Rather than overpromise a complete overhaul, I focused the team on three targeted improvements that data suggested would have the greatest effect on mobile conversion. Each one mapped directly to a problem identified in the audit.

Persistent Bottom CTA

A fixed "Request a Demo" button anchored to the bottom of the screen, visible at all times. Eliminated the need to scroll or hunt for the conversion path. This was the highest-leverage change and the one with the most stakeholder resistance, which made shipping it meaningful.

Intuitive Hamburger Nav

Redesigned mobile navigation with clearer tap targets, logical content hierarchy, and a more discoverable menu trigger. The previous version required too much searching, while the new one surfaced what users actually needed within two taps.

Mobile-Optimized Spacing

Tightened and restructured padding and margins to maximize screen real estate without cramping content. The changes reduced visual noise, improved scannability, and made the overall experience feel intentional rather than adapted from desktop.
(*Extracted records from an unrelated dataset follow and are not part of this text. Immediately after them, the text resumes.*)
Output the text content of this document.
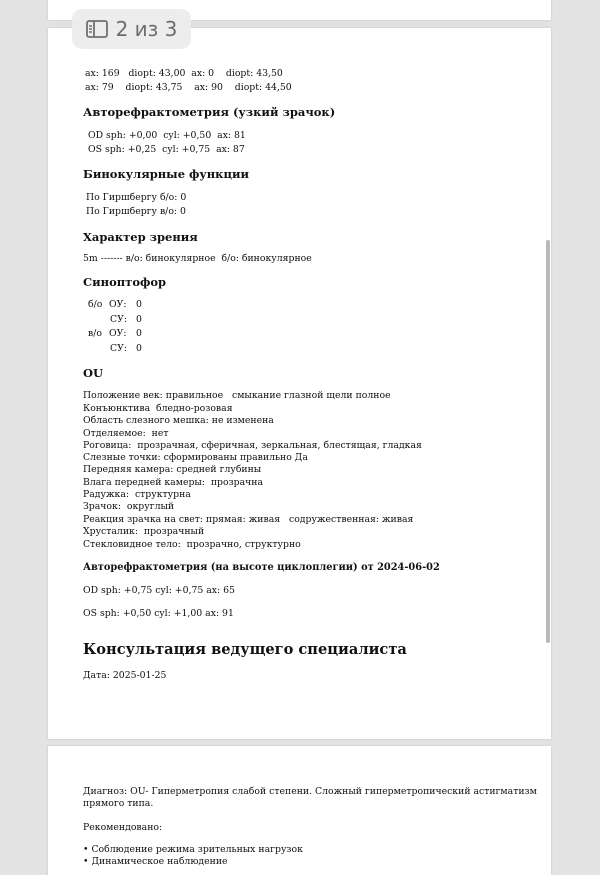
ax: 169   diopt: 43,00  ax: 0    diopt: 43,50
ax: 79    diopt: 43,75    ax: 90    diopt: 44,50
Авторефрактометрия (узкий зрачок)
OD sph: +0,00  cyl: +0,50  ax: 81
OS sph: +0,25  cyl: +0,75  ax: 87
Бинокулярные функции
По Гиршбергу б/о: 0
По Гиршбергу в/о: 0
Характер зрения
5m ------- в/о: бинокулярное  б/о: бинокулярное
Синоптофор
б/о ОУ: 0
СУ: 0
в/о ОУ: 0
СУ: 0
OU
Положение век: правильное   смыкание глазной щели полное
Конъюнктива  бледно-розовая
Область слезного мешка: не изменена
Отделяемое:  нет
Роговица:  прозрачная, сферичная, зеркальная, блестящая, гладкая
Слезные точки: сформированы правильно Да
Передняя камера: средней глубины
Влага передней камеры:  прозрачна
Радужка:  структурна
Зрачок:  округлый
Реакция зрачка на свет: прямая: живая   содружественная: живая
Хрусталик:  прозрачный
Стекловидное тело:  прозрачно, структурно
Авторефрактометрия (на высоте циклоплегии) от 2024-06-02
OD sph: +0,75 cyl: +0,75 ax: 65
OS sph: +0,50 cyl: +1,00 ax: 91
Консультация ведущего специалиста
Дата: 2025-01-25
Диагноз: OU- Гиперметропия слабой степени. Сложный гиперметропический астигматизм
прямого типа.
Рекомендовано:
• Соблюдение режима зрительных нагрузок
• Динамическое наблюдение
2 из 3
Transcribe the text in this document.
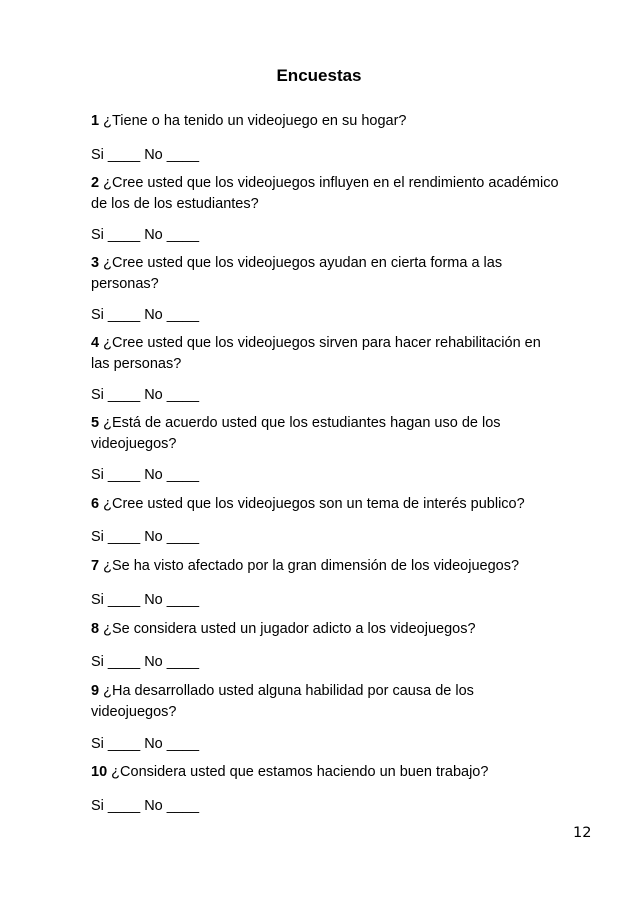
Encuestas
1 ¿Tiene o ha tenido un videojuego en su hogar?
Si ____ No ____
2 ¿Cree usted que los videojuegos influyen en el rendimiento académico de los de los estudiantes?
Si ____ No ____
3 ¿Cree usted que los videojuegos ayudan en cierta forma a las personas?
Si ____ No ____
4 ¿Cree usted que los videojuegos sirven para hacer rehabilitación en las personas?
Si ____ No ____
5 ¿Está de acuerdo usted que los estudiantes hagan uso de los videojuegos?
Si ____ No ____
6 ¿Cree usted que los videojuegos son un tema de interés publico?
Si ____ No ____
7 ¿Se ha visto afectado por la gran dimensión de los videojuegos?
Si ____ No ____
8 ¿Se considera usted un jugador adicto a los videojuegos?
Si ____ No ____
9 ¿Ha desarrollado usted alguna habilidad por causa de los videojuegos?
Si ____ No ____
10 ¿Considera usted que estamos haciendo un buen trabajo?
Si ____ No ____
12
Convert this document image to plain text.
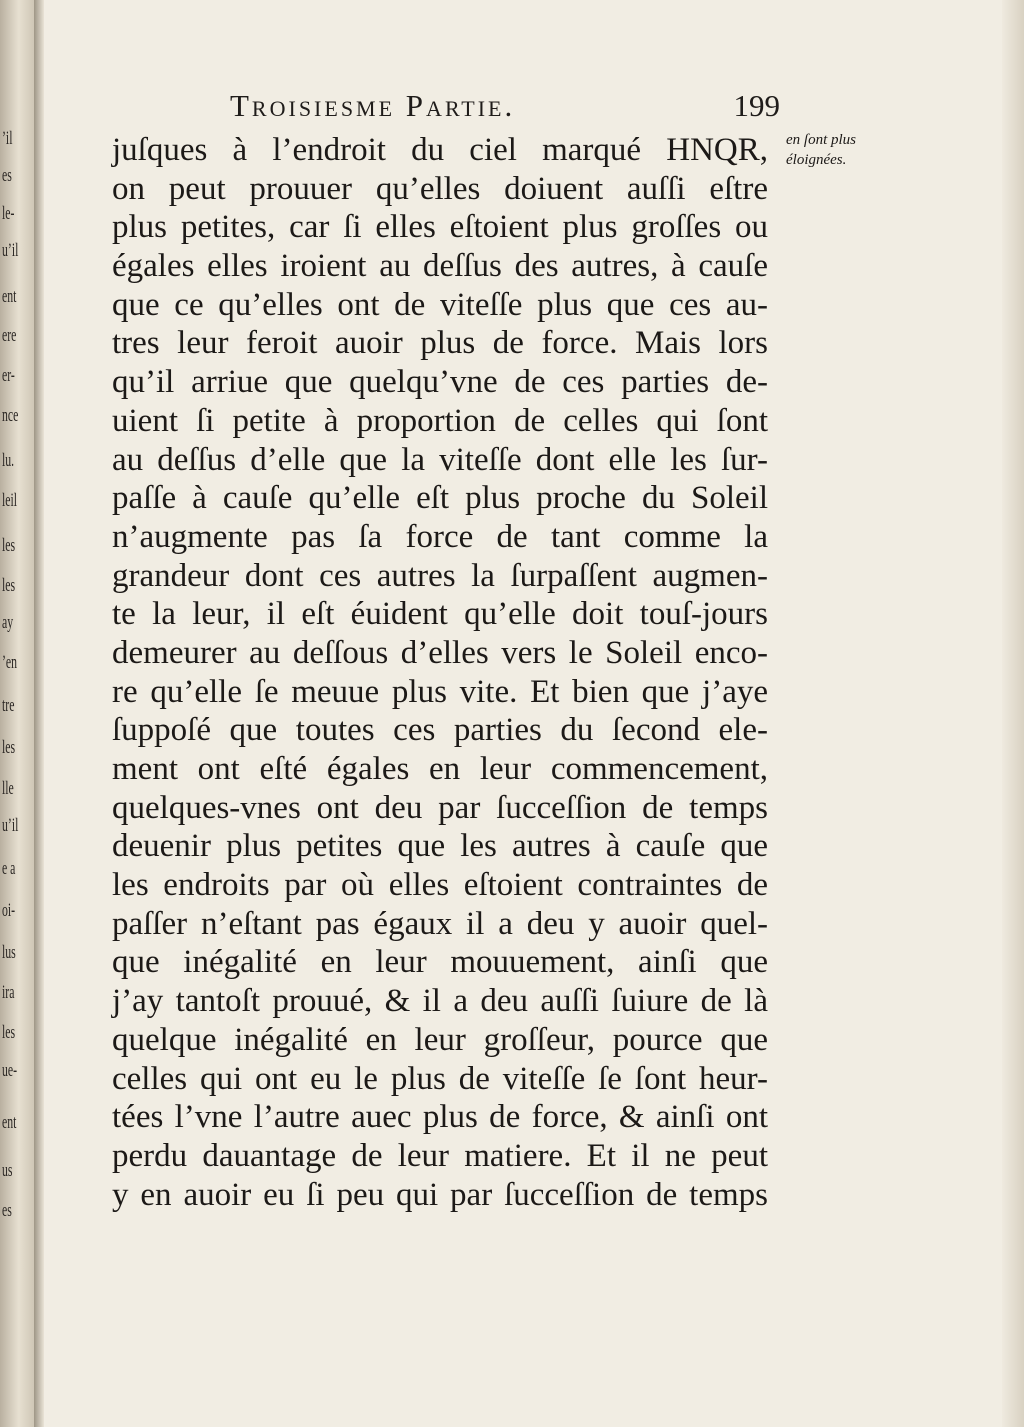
’il
es
le-
u’il
ent
ere
er-
nce
lu.
leil
les
les
ay
’en
tre
les
lle
u’il
e a
oi-
lus
ira
les
ue-
ent
us
es
Troisiesme Partie.	199
en ſont plus
éloignées.
juſques à l’endroit du ciel marqué HNQR,
on peut prouuer qu’elles doiuent auſſi eſtre
plus petites, car ſi elles eſtoient plus groſſes ou
égales elles iroient au deſſus des autres, à cauſe
que ce qu’elles ont de viteſſe plus que ces au-
tres leur feroit auoir plus de force. Mais lors
qu’il arriue que quelqu’vne de ces parties de-
uient ſi petite à proportion de celles qui ſont
au deſſus d’elle que la viteſſe dont elle les ſur-
paſſe à cauſe qu’elle eſt plus proche du Soleil
n’augmente pas ſa force de tant comme la
grandeur dont ces autres la ſurpaſſent augmen-
te la leur, il eſt éuident qu’elle doit touſ-jours
demeurer au deſſous d’elles vers le Soleil enco-
re qu’elle ſe meuue plus vite. Et bien que j’aye
ſuppoſé que toutes ces parties du ſecond ele-
ment ont eſté égales en leur commencement,
quelques-vnes ont deu par ſucceſſion de temps
deuenir plus petites que les autres à cauſe que
les endroits par où elles eſtoient contraintes de
paſſer n’eſtant pas égaux il a deu y auoir quel-
que inégalité en leur mouuement, ainſi que
j’ay tantoſt prouué, & il a deu auſſi ſuiure de là
quelque inégalité en leur groſſeur, pource que
celles qui ont eu le plus de viteſſe ſe ſont heur-
tées l’vne l’autre auec plus de force, & ainſi ont
perdu dauantage de leur matiere. Et il ne peut
y en auoir eu ſi peu qui par ſucceſſion de temps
Before and after: Red Canary mobile redesign showing navigation, layout, and persistent CTA improvements
Before and after: redesigned homepage, navigation, and persistent demo CTA across key mobile screens

Small changes. Significant outcomes.

Post-launch analytics confirmed the hypothesis: targeted, evidence-based design changes moved the needle on the metrics that mattered most. We tracked demo page visits as the primary conversion signal, session duration as an engagement proxy, and overall mobile audience share as a reminder of the opportunity cost we had been carrying.

+62%
Demo Page Visits
Primary conversion action on mobile
+32%
Session Duration
Users exploring more content before exiting
40%
Mobile Audience
A segment now properly served by the experience

Beyond the numbers, the project shifted how the web team thought about mobile. What had been an afterthought became a standing consideration in every subsequent site update. Getting leadership buy-in on that mindset shift was, in some ways, a more durable outcome than any individual metric.
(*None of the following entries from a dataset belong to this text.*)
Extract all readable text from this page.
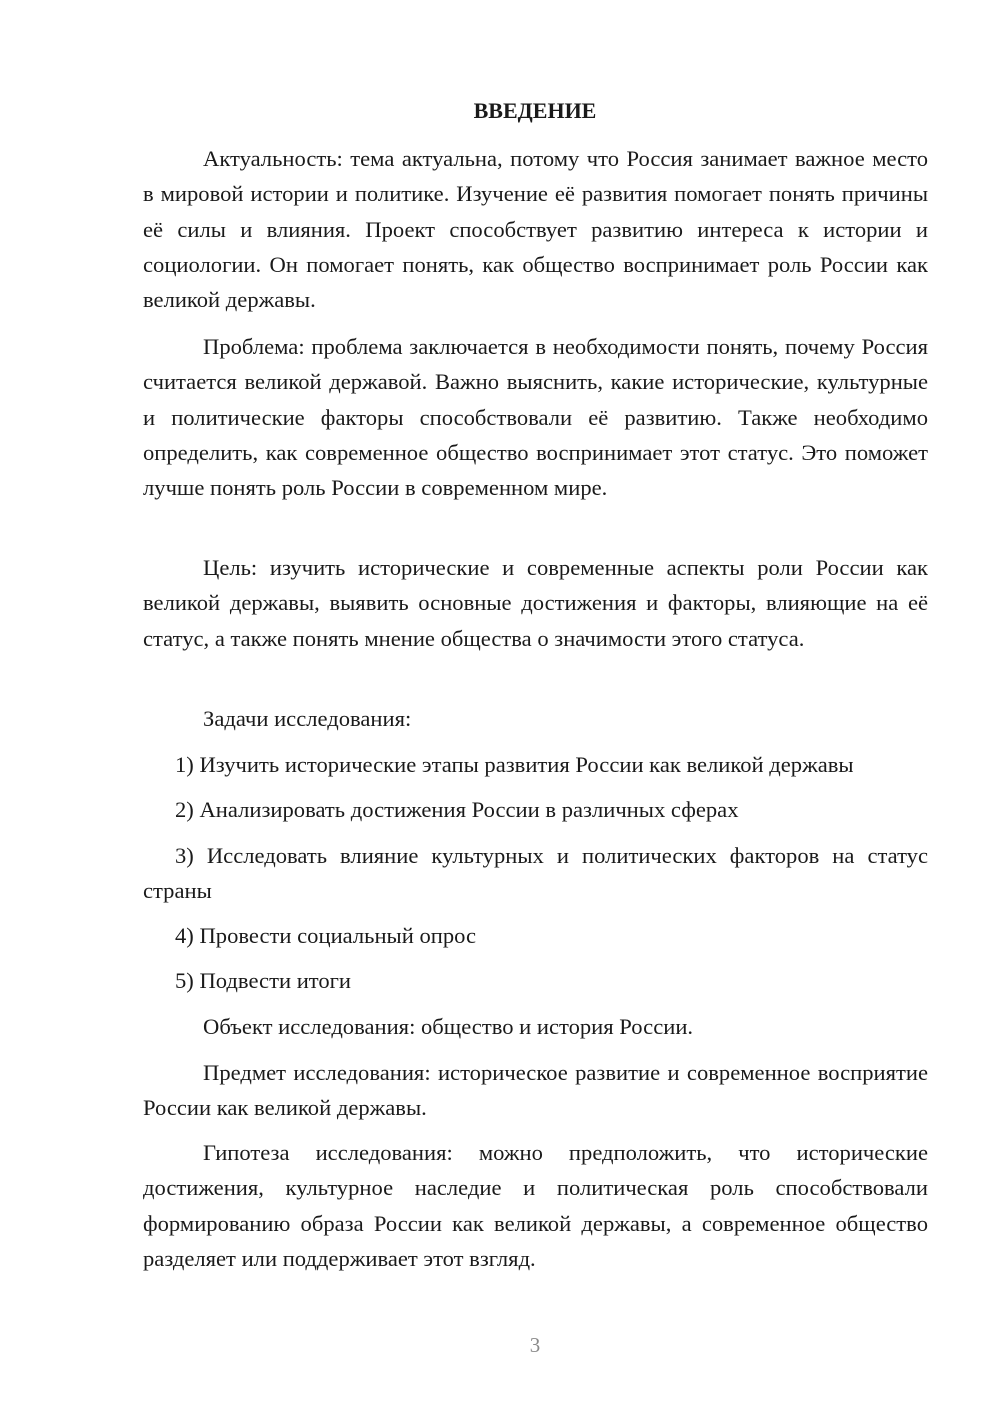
ВВЕДЕНИЕ

Актуальность: тема актуальна, потому что Россия занимает важное место в мировой истории и политике. Изучение её развития помогает понять причины её силы и влияния. Проект способствует развитию интереса к истории и социологии. Он помогает понять, как общество воспринимает роль России как великой державы.

Проблема: проблема заключается в необходимости понять, почему Россия считается великой державой. Важно выяснить, какие исторические, культурные и политические факторы способствовали её развитию. Также необходимо определить, как современное общество воспринимает этот статус. Это поможет лучше понять роль России в современном мире.

Цель: изучить исторические и современные аспекты роли России как великой державы, выявить основные достижения и факторы, влияющие на её статус, а также понять мнение общества о значимости этого статуса.

Задачи исследования:

1) Изучить исторические этапы развития России как великой державы

2) Анализировать достижения России в различных сферах

3) Исследовать влияние культурных и политических факторов на статус страны

4) Провести социальный опрос

5) Подвести итоги

Объект исследования: общество и история России.

Предмет исследования: историческое развитие и современное восприятие России как великой державы.

Гипотеза исследования: можно предположить, что исторические достижения, культурное наследие и политическая роль способствовали формированию образа России как великой державы, а современное общество разделяет или поддерживает этот взгляд.

3
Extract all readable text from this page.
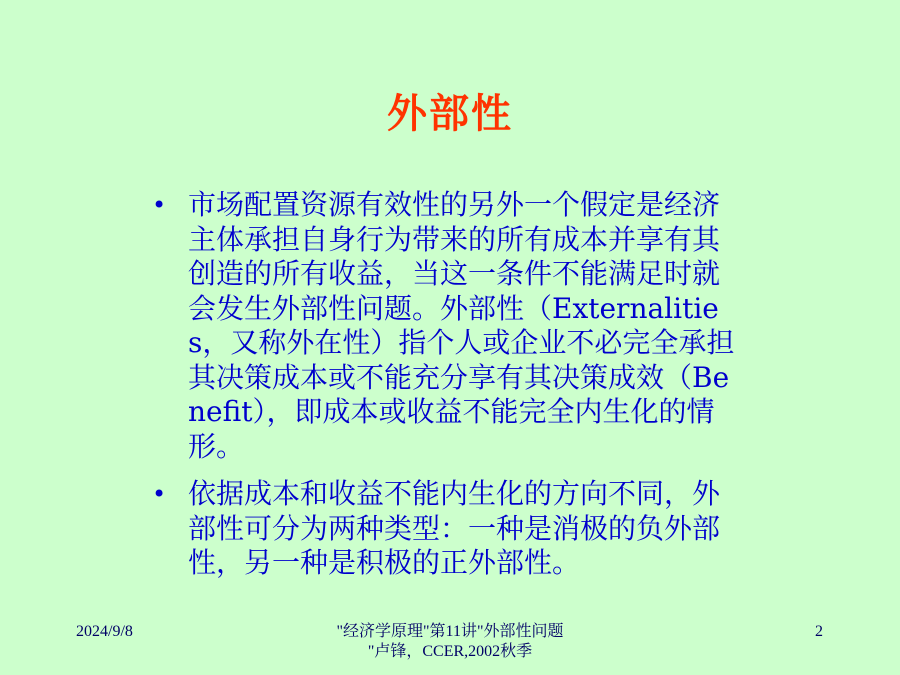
外部性
• 市场配置资源有效性的另外一个假定是经济主体承担自身行为带来的所有成本并享有其创造的所有收益，当这一条件不能满足时就会发生外部性问题。外部性（Externalities，又称外在性）指个人或企业不必完全承担其决策成本或不能充分享有其决策成效（Benefit），即成本或收益不能完全内生化的情形。
• 依据成本和收益不能内生化的方向不同，外部性可分为两种类型：一种是消极的负外部性，另一种是积极的正外部性。
2024/9/8	"经济学原理"第11讲"外部性问题
"卢锋，CCER,2002秋季
2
What this project reinforced

Every project sharpens a set of instincts. This one confirmed several principles I carry into every engagement.

Data builds the case for design. Framing recommendations in terms of measurable business outcomes, not just design rationale, was the reason this project got approved at all. In a metrics-driven organization, design without data is just opinion.

Constraints unlock focus. Working without dedicated headcount or budget forced ruthless prioritization. The results showed that doing three things well outperforms doing ten things adequately, and that constraint can be a creative input rather than just a limit.

Neglected segments often hold the biggest opportunity. Mobile users weren't disengaged, but just needed the experience to meet them. Unlocking an audience that already exists is often a faster path to impact than trying to acquire a new one.

Persistent, accessible CTAs are consistently undervalued. Making conversion effortless rather than requiring users to find it is one of the highest-ROI design decisions in a B2B context. The stakeholder resistance to losing screen real estate was the hardest part of this project, and the results made the clearest argument for why it was the right call.